The depth image output by the camera has non-uniform response noise, random noise and fixed noise, which is disadvantageous to subsequent steps. To reduce the noise, raw outputs are buffered and pre-processed before entering to the network. In the buffering step, depth images are smoothed temporally. Raw data is sequentially entered into the buffer queue and the average value is output in turn. In data pre-processing step, we use Gaussian filter to filter out the background noise. After that, we use Poisson filter to smooth the local concave convex of the depth image.

3.2 Real-time 3D reconstruction

For the representation of human model, we use the parametric representation method. Specifically, we choose SMPL-X.

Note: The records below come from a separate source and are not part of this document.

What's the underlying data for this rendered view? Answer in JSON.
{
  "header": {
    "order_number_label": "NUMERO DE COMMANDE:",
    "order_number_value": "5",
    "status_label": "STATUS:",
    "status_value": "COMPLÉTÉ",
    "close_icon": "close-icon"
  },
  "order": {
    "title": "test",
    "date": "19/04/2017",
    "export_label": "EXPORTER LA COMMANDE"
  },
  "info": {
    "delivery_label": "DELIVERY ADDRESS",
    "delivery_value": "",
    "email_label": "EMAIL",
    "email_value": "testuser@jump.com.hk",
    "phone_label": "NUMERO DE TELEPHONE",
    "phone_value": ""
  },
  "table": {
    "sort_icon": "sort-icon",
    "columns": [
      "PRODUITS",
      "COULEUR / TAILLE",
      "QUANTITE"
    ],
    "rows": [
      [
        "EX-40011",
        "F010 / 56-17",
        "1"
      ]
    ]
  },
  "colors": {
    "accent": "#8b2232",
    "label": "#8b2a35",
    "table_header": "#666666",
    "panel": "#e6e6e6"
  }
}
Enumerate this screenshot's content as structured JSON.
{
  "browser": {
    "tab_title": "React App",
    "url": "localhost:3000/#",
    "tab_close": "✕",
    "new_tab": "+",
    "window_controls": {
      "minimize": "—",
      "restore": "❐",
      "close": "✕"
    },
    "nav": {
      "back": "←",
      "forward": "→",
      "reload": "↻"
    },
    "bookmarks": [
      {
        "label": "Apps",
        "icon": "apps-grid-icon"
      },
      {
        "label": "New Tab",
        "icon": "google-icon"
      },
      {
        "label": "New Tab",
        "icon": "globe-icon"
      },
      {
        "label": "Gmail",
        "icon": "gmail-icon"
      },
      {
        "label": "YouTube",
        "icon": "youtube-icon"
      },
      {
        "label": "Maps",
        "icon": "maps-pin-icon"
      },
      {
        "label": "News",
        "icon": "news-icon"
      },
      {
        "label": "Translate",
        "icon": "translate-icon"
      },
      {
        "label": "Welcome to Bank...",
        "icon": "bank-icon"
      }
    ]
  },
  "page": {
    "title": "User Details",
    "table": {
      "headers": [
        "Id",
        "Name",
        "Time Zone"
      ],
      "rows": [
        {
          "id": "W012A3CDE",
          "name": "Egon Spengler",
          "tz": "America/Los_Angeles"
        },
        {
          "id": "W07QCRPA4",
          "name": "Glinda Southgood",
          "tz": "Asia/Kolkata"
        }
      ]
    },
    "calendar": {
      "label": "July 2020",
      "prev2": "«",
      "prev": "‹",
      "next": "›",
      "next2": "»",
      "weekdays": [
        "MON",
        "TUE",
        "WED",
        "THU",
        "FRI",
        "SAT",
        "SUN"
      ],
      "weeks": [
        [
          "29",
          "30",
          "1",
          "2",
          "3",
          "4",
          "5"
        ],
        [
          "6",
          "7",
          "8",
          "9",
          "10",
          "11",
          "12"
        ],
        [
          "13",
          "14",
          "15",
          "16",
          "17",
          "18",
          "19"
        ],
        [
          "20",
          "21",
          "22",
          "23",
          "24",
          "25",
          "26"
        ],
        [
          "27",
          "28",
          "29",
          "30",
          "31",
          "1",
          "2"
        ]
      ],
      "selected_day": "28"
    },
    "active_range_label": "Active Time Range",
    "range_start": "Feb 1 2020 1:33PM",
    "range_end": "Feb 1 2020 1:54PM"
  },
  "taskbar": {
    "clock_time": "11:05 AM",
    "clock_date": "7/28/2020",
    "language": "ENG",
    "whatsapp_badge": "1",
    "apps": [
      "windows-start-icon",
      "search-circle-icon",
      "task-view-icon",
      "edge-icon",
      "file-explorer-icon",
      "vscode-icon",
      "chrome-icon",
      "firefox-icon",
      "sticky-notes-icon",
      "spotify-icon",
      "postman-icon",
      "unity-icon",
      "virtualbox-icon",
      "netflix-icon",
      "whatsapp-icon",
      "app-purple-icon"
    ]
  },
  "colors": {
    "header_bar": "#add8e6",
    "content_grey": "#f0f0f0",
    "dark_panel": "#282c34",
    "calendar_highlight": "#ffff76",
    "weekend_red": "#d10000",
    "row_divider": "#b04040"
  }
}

To predict parameters from RGBD data, we build a deep-learning network, Fast Body Net (FBN), achieving real-time results (Fig. 2). However, for such a high-dimensional regression problem, it’s difficult to control all the parameters in a balanced way, especially for the hand and face. Certain body parts occupy only a small part of the pixels but are decisive for the expression of human model. FBN adopts a parallel multi-branch structure, which makes the model pay more attention to faces and hands while maintaining the original resolution.

Fig. 2
figure 2

Given a single RGBD image, we get the pose of joint points and use the result to extract the face and hand separately. Then we send them to the network parallel to the global body network. Each parallel network is weighted and fed into SMPL-X model. For the pose parameter, we can choose to use an automatic encoder to reduce the unreasonable output

3.3 Texture mapping

Textures can be mapped to 3D model in two ways: per-vertex and per-face. Per-vertex method obtains the face color by interpolating and the mesh color resolution is equal to the vertex resolution. Per-face method obtains the face color directly from the texture and the mesh color resolution is equal to the texture resolution. According to SMPL-X [23], the vertex index remains unchanged during model deformation while the face index does not. Assuming that colors can be stored according to the vertex index, the real-time texture can be realized only by loading a color sequence. Therefore, we adopt per-vertex texture mapping method and correspondingly pre-establish color sequences according to the vertex index and texture image.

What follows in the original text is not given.